Like the unicorn, rent controlled apartments are mythical and fast becoming extinct, especially when they become objects of desire for Twitter-motherfuckers and bubble-headed investors. Yours is a typical San Francisco fable wrought with insatiable greed, two-headed, cross-dressing monsters and an age-old struggle to save the unicorn from the forces of evil–a tragic ballad.
While you should prepare for your eventual departure, your rights are completely intact until a new owner decides upon his course of action for the building. Remember that you must be evicted for one of the sixteen just causes stated in the San Francisco Rent Ordinance. For example, a new landlord cannot kick you out to charge twice the rent to another tenant. If that happens, you’ll have a unicorn of a wrongful eviction lawsuit!
Intuitively, it seems like a new owner who truly wants to live in the building would move into the penthouse and continue to rent to you. I’ve seen that once or twice in my career.
Here’s a more typical scenario for a two-unit building like yours. The owner threatens to serve a sixty-day owner move-in notice, hoping to begin a buyout negotiation. At that point you may be able to negotiate a buyout of your tenancy that involves waiving all of your Rent Ordinance rights. I’ve written several articles about tenant buyouts and won’t go into all the nuances here.
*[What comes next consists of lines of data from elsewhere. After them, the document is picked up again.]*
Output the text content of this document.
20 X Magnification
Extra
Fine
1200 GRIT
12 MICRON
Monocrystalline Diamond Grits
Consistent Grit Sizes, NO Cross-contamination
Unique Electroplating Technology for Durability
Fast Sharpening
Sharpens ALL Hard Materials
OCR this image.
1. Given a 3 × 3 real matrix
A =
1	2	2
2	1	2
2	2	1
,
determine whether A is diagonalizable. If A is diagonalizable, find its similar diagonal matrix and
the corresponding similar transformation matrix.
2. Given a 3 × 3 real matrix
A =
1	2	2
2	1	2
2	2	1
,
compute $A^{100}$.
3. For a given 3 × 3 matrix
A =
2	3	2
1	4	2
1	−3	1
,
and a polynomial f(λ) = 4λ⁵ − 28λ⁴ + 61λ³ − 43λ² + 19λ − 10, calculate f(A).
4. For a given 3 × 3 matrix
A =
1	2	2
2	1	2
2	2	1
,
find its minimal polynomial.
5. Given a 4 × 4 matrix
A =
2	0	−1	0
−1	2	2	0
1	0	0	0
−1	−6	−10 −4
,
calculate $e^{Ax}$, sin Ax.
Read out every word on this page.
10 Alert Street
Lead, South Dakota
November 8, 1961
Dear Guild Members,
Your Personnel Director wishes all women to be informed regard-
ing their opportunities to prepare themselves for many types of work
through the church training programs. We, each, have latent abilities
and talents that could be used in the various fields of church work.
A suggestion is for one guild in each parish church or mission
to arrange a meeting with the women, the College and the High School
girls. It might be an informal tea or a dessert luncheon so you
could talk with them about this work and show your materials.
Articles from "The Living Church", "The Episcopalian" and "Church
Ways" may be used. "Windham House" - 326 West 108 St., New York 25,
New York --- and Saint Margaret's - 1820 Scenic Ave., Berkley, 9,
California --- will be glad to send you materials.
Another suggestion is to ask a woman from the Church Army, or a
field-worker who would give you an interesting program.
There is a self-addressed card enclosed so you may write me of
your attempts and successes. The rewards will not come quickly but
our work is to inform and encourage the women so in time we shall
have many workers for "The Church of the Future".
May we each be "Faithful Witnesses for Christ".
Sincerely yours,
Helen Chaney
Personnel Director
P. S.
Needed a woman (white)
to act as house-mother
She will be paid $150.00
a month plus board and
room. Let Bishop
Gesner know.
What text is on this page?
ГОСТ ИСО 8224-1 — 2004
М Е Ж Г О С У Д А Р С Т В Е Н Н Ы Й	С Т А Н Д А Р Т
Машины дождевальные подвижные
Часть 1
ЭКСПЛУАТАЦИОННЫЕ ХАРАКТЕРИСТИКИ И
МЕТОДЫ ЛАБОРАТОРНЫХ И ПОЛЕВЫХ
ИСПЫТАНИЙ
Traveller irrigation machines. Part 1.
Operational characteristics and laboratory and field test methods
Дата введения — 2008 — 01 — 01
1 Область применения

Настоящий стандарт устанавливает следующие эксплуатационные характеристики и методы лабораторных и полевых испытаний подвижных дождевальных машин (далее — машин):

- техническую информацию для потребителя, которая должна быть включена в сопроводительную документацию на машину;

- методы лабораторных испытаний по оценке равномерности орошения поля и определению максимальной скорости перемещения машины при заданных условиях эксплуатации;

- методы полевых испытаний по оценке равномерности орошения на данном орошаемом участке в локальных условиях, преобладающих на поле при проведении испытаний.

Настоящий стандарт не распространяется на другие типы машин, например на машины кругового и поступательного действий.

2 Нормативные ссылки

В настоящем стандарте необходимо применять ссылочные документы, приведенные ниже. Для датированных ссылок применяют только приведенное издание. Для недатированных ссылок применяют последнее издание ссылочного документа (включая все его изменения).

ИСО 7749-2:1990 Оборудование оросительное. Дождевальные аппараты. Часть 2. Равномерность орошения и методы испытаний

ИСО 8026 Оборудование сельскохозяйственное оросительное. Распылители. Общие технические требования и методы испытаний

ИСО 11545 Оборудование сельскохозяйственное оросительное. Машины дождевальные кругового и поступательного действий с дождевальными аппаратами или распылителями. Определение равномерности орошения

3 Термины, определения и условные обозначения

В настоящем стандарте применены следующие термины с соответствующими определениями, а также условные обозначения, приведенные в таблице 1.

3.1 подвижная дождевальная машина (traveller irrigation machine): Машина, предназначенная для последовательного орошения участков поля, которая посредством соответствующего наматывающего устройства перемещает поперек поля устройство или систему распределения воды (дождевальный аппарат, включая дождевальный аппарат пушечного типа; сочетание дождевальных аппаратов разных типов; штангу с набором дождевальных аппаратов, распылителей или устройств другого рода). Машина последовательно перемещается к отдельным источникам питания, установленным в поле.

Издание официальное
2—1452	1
The upside for the new owner is that can move upstairs and charge the new tenants twice your rent for the downstairs unit.
The theoretical upside for you is that you and your roommates will receive more than the $15,621.00 statutory relocation payment mandated by Rent Ordinance §37.9C.
If you’re thinking about negotiating a buyout you should also understand if you or one of your roommates is disabled within the meaning of California Government Code §12955.3 because you may be eligible to receive $3,472.00 for each disabled tenant who has lived in the unit for more than a year.
If you or your roommates are eligible for the additional relocation payment, your are also disabled within the meaning of the Americans With Disabilities Act (42 USC 12102.) This is important because an owner who evicts you, even with a just cause, will be barred from converting the building to condominiums per San Francisco Subdivision Code §1396.2. This is a valuable negotiation tool.
A developer/landlord may threaten to evict you using the Ellis Act, a process by which the owner “goes out of the landlord business” and sells the units to TIC buyers. The Ellis Act should be repealed.
You can evaluate a buyout using the same factors described above. Ellis relocation payments are slightly higher. Ellis evictions require a 120-day notice or, if you or one of your roommates is disabled, you could be entitled to a one-year extension of the notice.
Like Ted Gullicksen at the Tenants Union says, negotiating a buyout is a “game of chicken.” You don’t know what the landlord really wants to do and you don’t want to commit to a buyout unless it works for you, but there may be an instant when one of the parties drives off the cliff, caves, or the landlord simply serves a eviction notice.
If you receive a notice out of the blue, remember that the requirements for an OMI notice and an Elis notice are strict. Go to the San Francisco Tenants Union and become a member to get help to evaluate the legality of the notice.
Finally, I almost never recommend that a tenant defend an unlawful detainer (eviction action) based upon an OMI or Ellis notice. There are no defenses to an Ellis eviction. Unless you can prove that the landlord lives in a castle in Monaco and that he could never intend to live in your flat, as his primary residence for three years, you probably shouldn’t risk going to court to defend an OMI eviction either. For tenants, the court is the place where bad things happen.
What’s wrong with Oakland? I lived in Oakland for years. The weather is better. Just think of yourself as one of thousands of San Franciscans who are putting the there back there.